Mucho antes de lo esperado, alguien te llama por tu nombre. Tienes más frío que nervios; es demasiado temprano para andar en manga corta, incluso en Florida. Alguien más te sujeta con un chaleco de cuerpo completo, que se cierra por la espalda, y te indica que te acuestes boca abajo. Quedas ligeramente suspendido, a 15 centímetros del suelo, y tus pies luchan por alcanzar el tubo contra el que deben quedar recargados. Iniciarás una aventura de hang gliding.
Walter, de pelo largo, entrecano, con bermudas y playera negra, se acomoda junto a ti en cosa de dos segundos. A esta persona se le ve a una legua que ha hecho esto mil veces, te dices, pero la verdad no lo sabes. Movimientos confusos ocurren alrededor y Walter te dice que, si vas a tener las manos en el tubo, mejor distiendas los brazos. Que te relajes, dice. Que te relajes de una vez por todas.
Inicia el despegue
La avioneta frente a ti comienza a avanzar y ya te estás arrepintiendo. De esto y de todos tus pecados. En unos instantes asciende y, con ella, sube también tu ala delta, que bien mirado no es más que un trozo de plástico. Subes. Atraviesas una franja de brisa matutina, ¿o qué es esta helada humedad del aire? Tienes, ahora sí es seguro, más frío que nervios.
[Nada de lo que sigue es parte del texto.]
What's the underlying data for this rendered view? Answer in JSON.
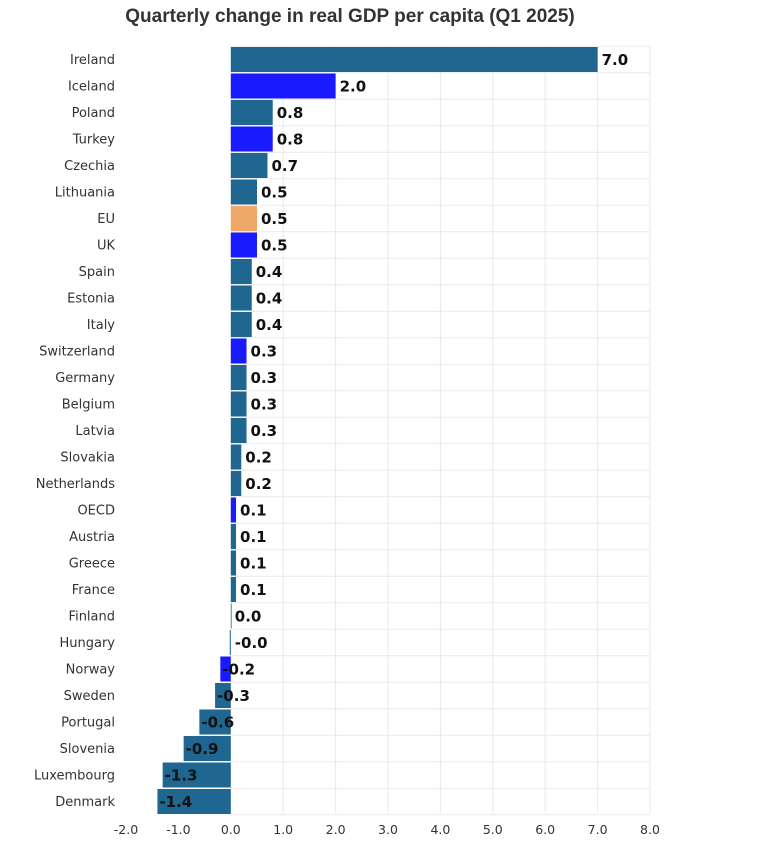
{
  "chart_data": {
    "type": "bar",
    "orientation": "horizontal",
    "title": "Quarterly change in real GDP per capita (Q1 2025)",
    "xlabel": "",
    "ylabel": "",
    "xlim": [
      -2.0,
      8.0
    ],
    "xticks": [
      "-2.0",
      "-1.0",
      "0.0",
      "1.0",
      "2.0",
      "3.0",
      "4.0",
      "5.0",
      "6.0",
      "7.0",
      "8.0"
    ],
    "grid": true,
    "colors": {
      "default": "#1f6690",
      "highlight": "#1a1aff",
      "eu": "#eda766"
    },
    "categories": [
      "Ireland",
      "Iceland",
      "Poland",
      "Turkey",
      "Czechia",
      "Lithuania",
      "EU",
      "UK",
      "Spain",
      "Estonia",
      "Italy",
      "Switzerland",
      "Germany",
      "Belgium",
      "Latvia",
      "Slovakia",
      "Netherlands",
      "OECD",
      "Austria",
      "Greece",
      "France",
      "Finland",
      "Hungary",
      "Norway",
      "Sweden",
      "Portugal",
      "Slovenia",
      "Luxembourg",
      "Denmark"
    ],
    "values": [
      7.0,
      2.0,
      0.8,
      0.8,
      0.7,
      0.5,
      0.5,
      0.5,
      0.4,
      0.4,
      0.4,
      0.3,
      0.3,
      0.3,
      0.3,
      0.2,
      0.2,
      0.1,
      0.1,
      0.1,
      0.1,
      0.0,
      -0.02,
      -0.2,
      -0.3,
      -0.6,
      -0.9,
      -1.3,
      -1.4
    ],
    "value_labels": [
      "7.0",
      "2.0",
      "0.8",
      "0.8",
      "0.7",
      "0.5",
      "0.5",
      "0.5",
      "0.4",
      "0.4",
      "0.4",
      "0.3",
      "0.3",
      "0.3",
      "0.3",
      "0.2",
      "0.2",
      "0.1",
      "0.1",
      "0.1",
      "0.1",
      "0.0",
      "-0.0",
      "-0.2",
      "-0.3",
      "-0.6",
      "-0.9",
      "-1.3",
      "-1.4"
    ],
    "bar_colors": [
      "default",
      "highlight",
      "default",
      "highlight",
      "default",
      "default",
      "eu",
      "highlight",
      "default",
      "default",
      "default",
      "highlight",
      "default",
      "default",
      "default",
      "default",
      "default",
      "highlight",
      "default",
      "default",
      "default",
      "default",
      "default",
      "highlight",
      "default",
      "default",
      "default",
      "default",
      "default"
    ]
  }
}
El viento helado toca tu piel, que no estaba preparada para este momento. Sigues subiendo. El campo verde en el que estabas hace unos instantes se achica y parece ahora un jardín rodeado de jardines. Ahora es un parche verde rodeado de parches verdes.
Dice Walter que vas a sentir un jalón, porque la avioneta, tu única conexión con el mundo, va a soltar el ala delta. Instructor y piloto intercambian señales ininteligibles con las manos y de pronto sobreviene una turbulencia que te anuncia que tienes muchos más nervios que frío. Tu corazón se detiene, tu mente se pone en blanco, se acaba el frío. Y de pronto se acaba también el miedo. El ala delta planea con la suavidad de una pluma sobre el edredón de parches verdes con diferentes texturas y estampados.
Walter quiere que conduzcas el ala delta a la derecha y a la izquierda, pero, cuando lo intentas, te das cuenta de que él está haciendo todos los movimientos y decides no intentarlo más, dedicarte sólo a absorber la experiencia reservada a las aves.
Panorámicas de altura
El mundo es infinitamente pequeño desde los 2,000 pies de altura en los que vino a depositarte la traidora avioneta (en ese momento no te preguntas cuánto son 2,000 pies; si piensas demasiado en lo que estás haciendo, quizá dejes de disfrutarlo).
Walter señala su casa, los sembradíos de naranjas, el terreno de su amigo Chuck (aunque quizá no se llamaba Chuck), la propiedad entera de Wallaby Ranch, que es inmensa, y lo que está más allá de su territorio. Dejas que todo gire suave o intensamente, que el viento se encargue de la operación, hasta que los parches se convierten en jardines y los jardines vuelven a tomar la dimensión de un inmenso campo. Aterrizas con la misma sutileza con la que despegaste. Estás de vuelta en suelo firme, extrañamente aturdido, extrañamente feliz.
Ésta es una de las experiencias que desde 1991 ofrece Wallaby Ranch, a unos 40 minutos del centro de Orlando. También imparten cursos, ya sea que se quiera pilotear la avioneta o dominar el ala delta. Es una opción magnífica para quienes buscan tachar actividades de su bucket list, pues no se requiere ningún tipo de entrenamiento previo y la sensación de planear a más de 600 metros (casi tres veces la altura de la Torre Mayor) no puede compararse con ninguna montaña rusa del área.
Tras el vuelo en tándem, la comunidad que habita y administra Wallaby Ranch abre las puertas de su casa, donde tiene dispuesto un comedor. El desayuno —que se sirve en una colección irregular de vasos y tazas, entre parafernalia australiana, frascos de Vegemite, un gato gordo y calcomanías con leyendas como “The hippies were right”— consiste en huevos, pan, espárragos, verduras al vapor, pastel de zanahoria y fresas cubiertas de chocolate: justo lo necesario para después de una sesión de emociones fuertes…, y antes de más emociones fuertes.